Hydrophone sensors, which can be installed easily in fire hydrants, record the acoustic signatures. “This would allow cities to use their resources for maintenance and repairs much more effectively,” lead researcher Roya Cody, a civil engineering PhD candidate at Waterloo, said.
Underground leaks can also be detected by employing geospatial intelligence from satellites. For instance, Israel’s Utilis has developed algorithms to analyse imagery from satellites. These algorithms use a specialised sensor called synthetic aperture radar (SAR). The radar system emits microwaves. “The bigger the aperture, the finer the image resolution. Good enough, in fact, for the algorithms to detect the signature of drinking water leaking underground,” according to a news report.
Limiting usage
Smart water meters today allow households to track consumption. Notifications can be sent when consumption reaches a threshold. For instance, Pune-based Simply Smart Technologies, gathers data from water meters and provides an infographic on the usage of water by houses in a locality.
WEGoT, a water conservation startup based out of Chennai, has developed a sensor, which can be installed in the pipeline of a commercial building. This provides data on water usage by each house. Each sensor comes with an ID and sends out real-time data through the app. This way, each house would know the exact amount of water consumed and pay accordingly instead of standardised overall bill. This in turn incentivises residents to save money and water.
Smart water meters, developed by Smarterhomes, lets the apartment community measure and charge individual flats on actual consumption. The meters are daisy-chained from one to the other, and send the data on water consumption to the cloud server through Nuclious, a GPRS gateway that sends the data from the meter to the server and vice-versa.
Forecasting groundwater reserve
Forecasting the groundwater depth is a method that can help in effective use of water in farming. A group of scientists used two different ML models to predict the depth — the wavelet-artificial neural network (WA-ANN) and the wavelet-support vector regression (WA-SVR) — at Ejina Basin located in inner Mongolia. According to a news report, “the researchers employed discrete wavelet transformation to decompose the data and meteorological inputs into approximations. They then embedded within their computations predictive features for high frequency and low-frequency waves.”

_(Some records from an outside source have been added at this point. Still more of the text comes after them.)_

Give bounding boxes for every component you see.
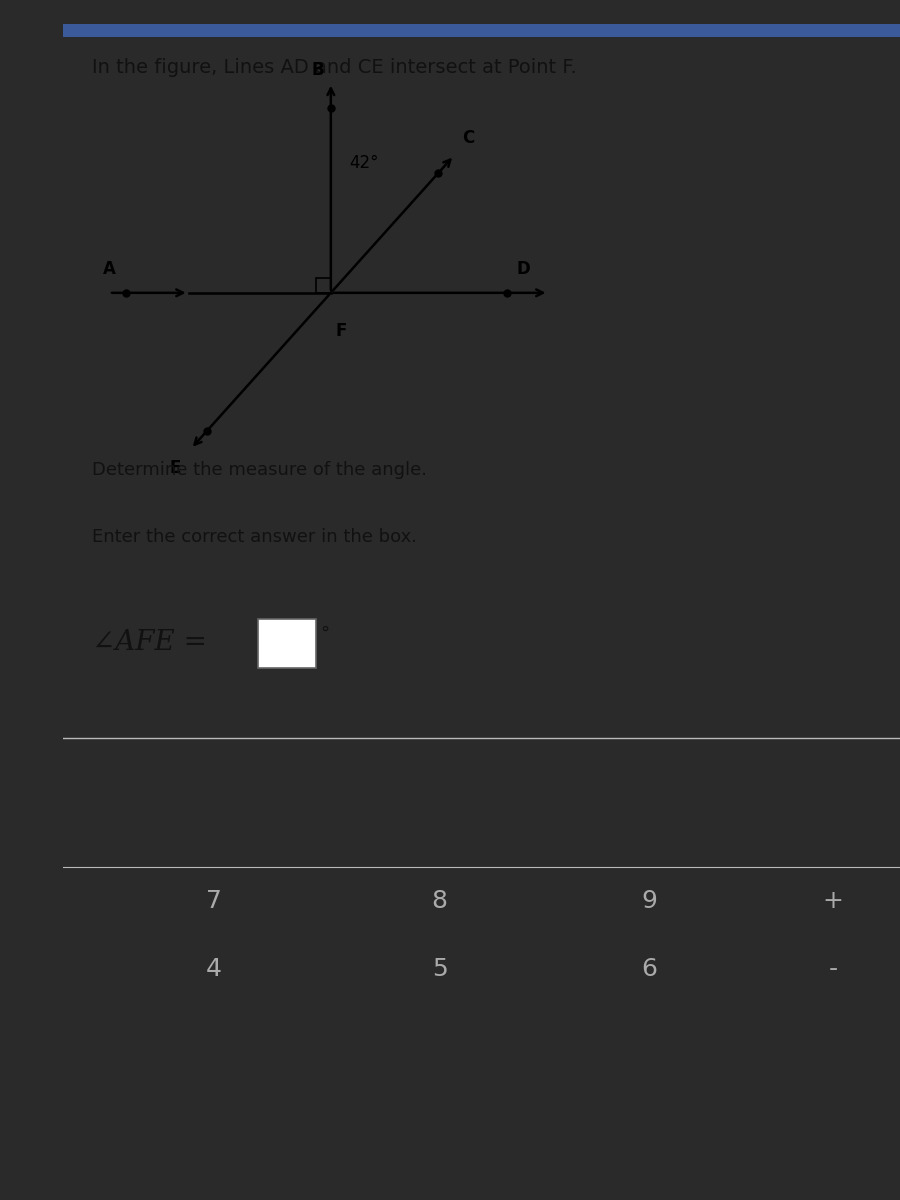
Text: 5: 5 bbox=[432, 958, 447, 982]
Bar bbox=[63, 24, 900, 36]
Text: 7: 7 bbox=[206, 889, 221, 913]
Text: D: D bbox=[517, 259, 530, 277]
Text: ∠AFE =: ∠AFE = bbox=[93, 629, 207, 655]
FancyBboxPatch shape bbox=[258, 619, 316, 668]
Text: °: ° bbox=[320, 624, 329, 642]
Text: F: F bbox=[335, 322, 346, 340]
Text: B: B bbox=[312, 60, 325, 78]
Text: 4: 4 bbox=[206, 958, 221, 982]
Text: Determine the measure of the angle.: Determine the measure of the angle. bbox=[93, 461, 428, 479]
Text: Enter the correct answer in the box.: Enter the correct answer in the box. bbox=[93, 528, 418, 546]
Text: In the figure, Lines AD and CE intersect at Point F.: In the figure, Lines AD and CE intersect… bbox=[93, 58, 577, 77]
Text: 6: 6 bbox=[641, 958, 657, 982]
Text: A: A bbox=[103, 259, 115, 277]
Text: 42°: 42° bbox=[349, 154, 379, 172]
Text: +: + bbox=[823, 889, 843, 913]
Text: 9: 9 bbox=[641, 889, 657, 913]
Bar bbox=[316, 277, 331, 293]
Text: E: E bbox=[169, 458, 181, 476]
Text: 8: 8 bbox=[432, 889, 447, 913]
Text: -: - bbox=[829, 958, 838, 982]
Text: C: C bbox=[463, 130, 474, 148]
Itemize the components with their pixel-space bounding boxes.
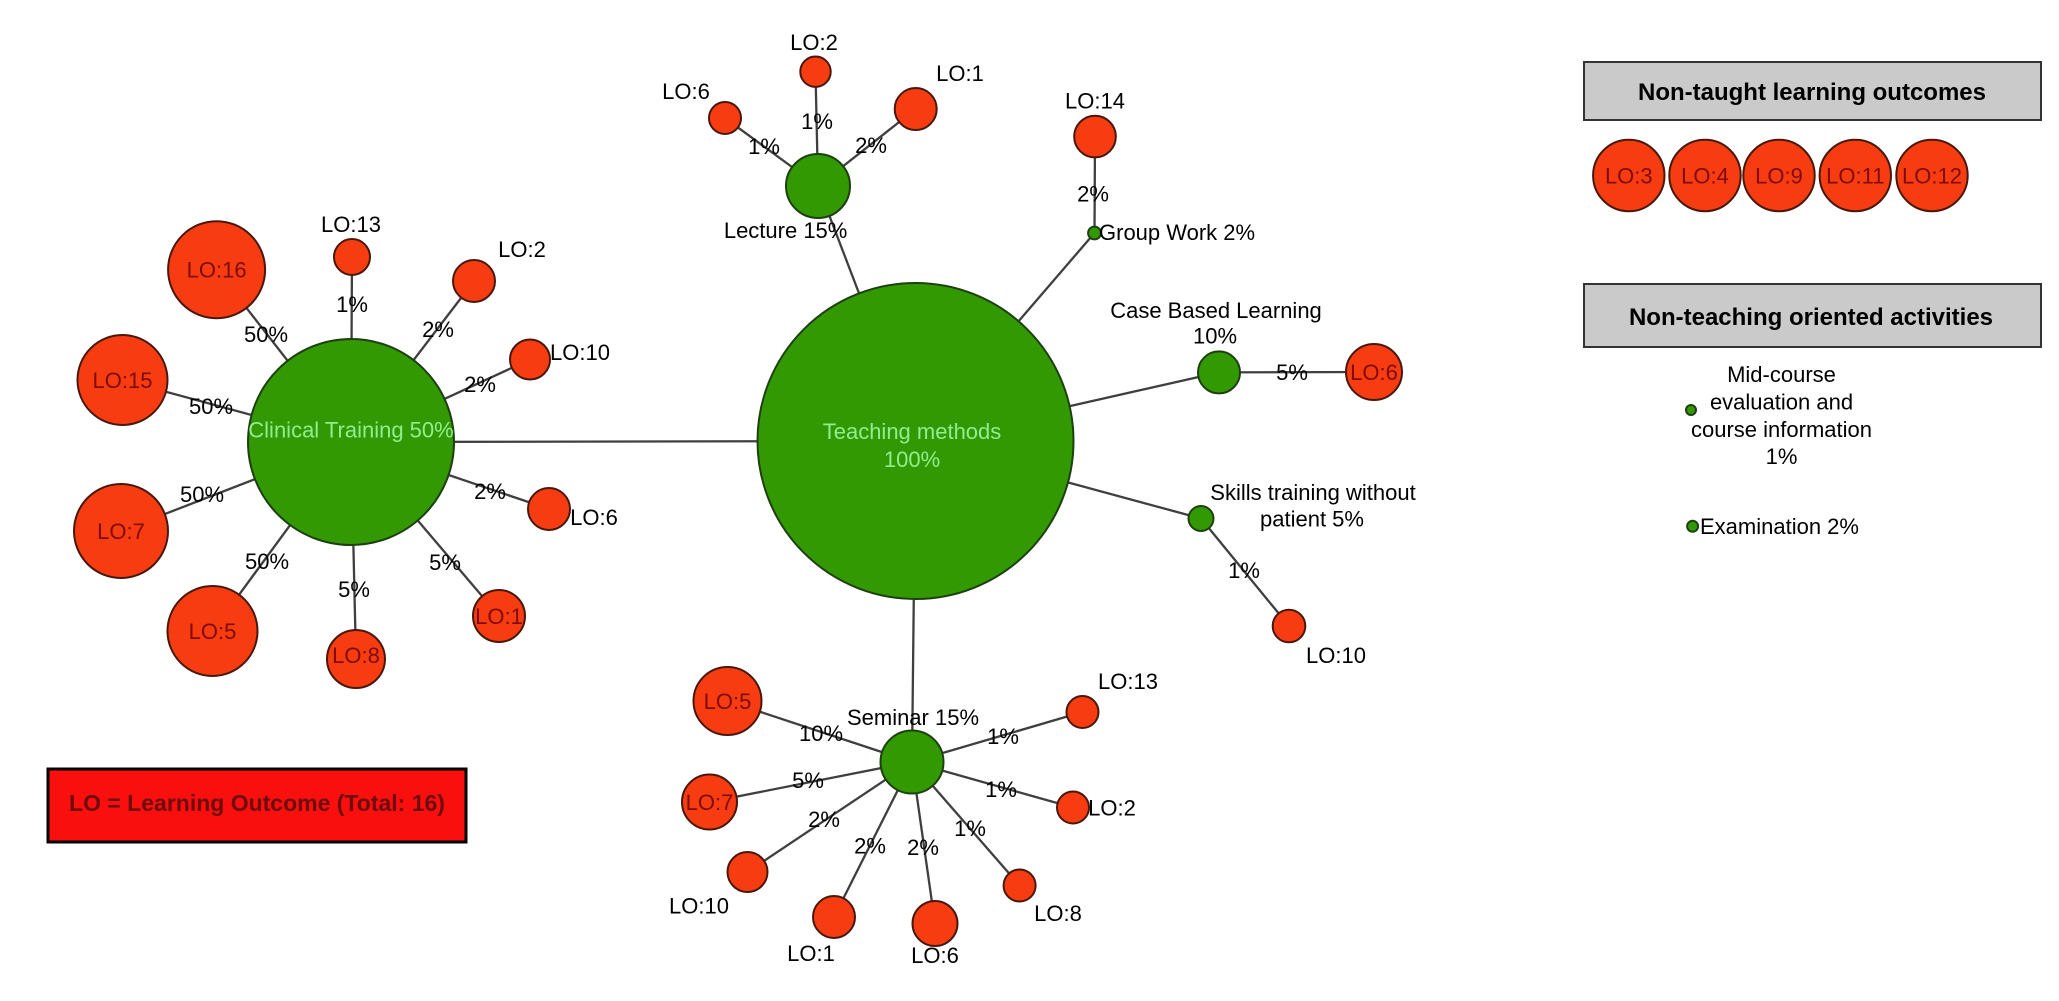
svg-text:1%: 1% <box>336 292 368 317</box>
svg-text:LO:13: LO:13 <box>321 212 381 237</box>
svg-text:10%: 10% <box>1193 324 1237 349</box>
svg-text:LO:11: LO:11 <box>1826 164 1884 189</box>
svg-text:Case Based Learning: Case Based Learning <box>1110 298 1322 323</box>
svg-text:LO:7: LO:7 <box>97 519 145 544</box>
svg-text:LO:2: LO:2 <box>498 237 546 262</box>
svg-text:LO:2: LO:2 <box>790 30 838 55</box>
svg-text:LO:13: LO:13 <box>1098 669 1158 694</box>
svg-text:10%: 10% <box>799 721 843 746</box>
svg-text:LO:5: LO:5 <box>704 689 752 714</box>
svg-text:LO:10: LO:10 <box>550 340 610 365</box>
svg-text:LO:15: LO:15 <box>93 368 153 393</box>
svg-text:2%: 2% <box>854 834 886 859</box>
svg-text:LO:16: LO:16 <box>187 258 247 283</box>
svg-text:Non-taught learning outcomes: Non-taught learning outcomes <box>1638 79 1986 106</box>
svg-text:1%: 1% <box>954 816 986 841</box>
svg-text:LO:7: LO:7 <box>686 790 734 815</box>
svg-text:1%: 1% <box>801 109 833 134</box>
svg-text:LO:14: LO:14 <box>1065 89 1125 114</box>
svg-text:LO:4: LO:4 <box>1681 164 1729 189</box>
svg-text:LO:5: LO:5 <box>189 619 237 644</box>
svg-text:LO:6: LO:6 <box>1350 360 1398 385</box>
svg-text:patient 5%: patient 5% <box>1260 507 1364 532</box>
svg-text:LO = Learning Outcome (Total:: LO = Learning Outcome (Total: 16) <box>69 790 445 816</box>
svg-text:LO:10: LO:10 <box>1306 643 1366 668</box>
svg-text:LO:2: LO:2 <box>1088 796 1136 821</box>
svg-text:50%: 50% <box>245 549 289 574</box>
svg-text:Clinical Training 50%: Clinical Training 50% <box>248 418 453 443</box>
svg-text:2%: 2% <box>1077 182 1109 207</box>
svg-text:2%: 2% <box>474 479 506 504</box>
svg-text:Non-teaching oriented activiti: Non-teaching oriented activities <box>1629 304 1993 331</box>
svg-text:LO:8: LO:8 <box>1034 901 1082 926</box>
svg-text:LO:12: LO:12 <box>1902 164 1962 189</box>
svg-text:5%: 5% <box>792 768 824 793</box>
svg-text:LO:1: LO:1 <box>936 61 984 86</box>
svg-text:50%: 50% <box>189 394 233 419</box>
svg-text:100%: 100% <box>884 447 940 472</box>
svg-text:course information: course information <box>1691 417 1872 442</box>
svg-text:50%: 50% <box>180 482 224 507</box>
svg-text:2%: 2% <box>808 807 840 832</box>
svg-text:evaluation and: evaluation and <box>1710 390 1853 415</box>
svg-text:1%: 1% <box>1766 444 1798 469</box>
svg-text:LO:6: LO:6 <box>570 505 618 530</box>
svg-text:Lecture 15%: Lecture 15% <box>724 218 848 243</box>
svg-text:1%: 1% <box>985 777 1017 802</box>
svg-text:LO:8: LO:8 <box>332 643 380 668</box>
svg-text:LO:10: LO:10 <box>669 894 729 919</box>
svg-text:5%: 5% <box>429 550 461 575</box>
svg-text:LO:9: LO:9 <box>1755 164 1803 189</box>
svg-text:LO:6: LO:6 <box>911 943 959 968</box>
svg-text:Examination 2%: Examination 2% <box>1700 514 1859 539</box>
svg-text:Seminar 15%: Seminar 15% <box>847 705 979 730</box>
svg-text:1%: 1% <box>987 724 1019 749</box>
svg-text:LO:1: LO:1 <box>787 941 835 966</box>
svg-text:Group Work 2%: Group Work 2% <box>1099 220 1255 245</box>
svg-text:Mid-course: Mid-course <box>1727 362 1836 387</box>
svg-text:1%: 1% <box>1228 558 1260 583</box>
svg-text:LO:6: LO:6 <box>662 79 710 104</box>
svg-text:50%: 50% <box>244 322 288 347</box>
svg-text:Skills training without: Skills training without <box>1210 480 1415 505</box>
svg-text:LO:3: LO:3 <box>1605 164 1653 189</box>
svg-text:LO:1: LO:1 <box>475 604 523 629</box>
svg-text:2%: 2% <box>422 317 454 342</box>
svg-text:2%: 2% <box>464 372 496 397</box>
svg-text:2%: 2% <box>855 133 887 158</box>
svg-text:1%: 1% <box>748 134 780 159</box>
svg-text:5%: 5% <box>1276 360 1308 385</box>
svg-text:2%: 2% <box>907 835 939 860</box>
svg-text:Teaching methods: Teaching methods <box>823 419 1002 444</box>
svg-text:5%: 5% <box>338 577 370 602</box>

WA-SVR performed better than the WA-ANN model. Reportedly, this is the first time a set of hybrid AI models were used to predict groundwater depth in the Ejina basin.
Improving water quality
The deterioration of water quality is also a huge challenge leading to multiple health issues. More than two billion people are affected by contaminated water, according to World Health Organization data.
Leveraging AI, companies can detect contamination sources in pipes and send alerts to fix the same. For real-time monitoring of water quality, the government departments can also install IoT devices across water sources.
According to Microsoft AI Lab, “Clean water AI uses a deep learning neural network to detect dangerous bacteria and harmful particles in water. Drinking water can be seen at a microscopic level with real-time detection.” It also explains how clean water AI trains a neural network model and deploys it to edge devices that detect contamination.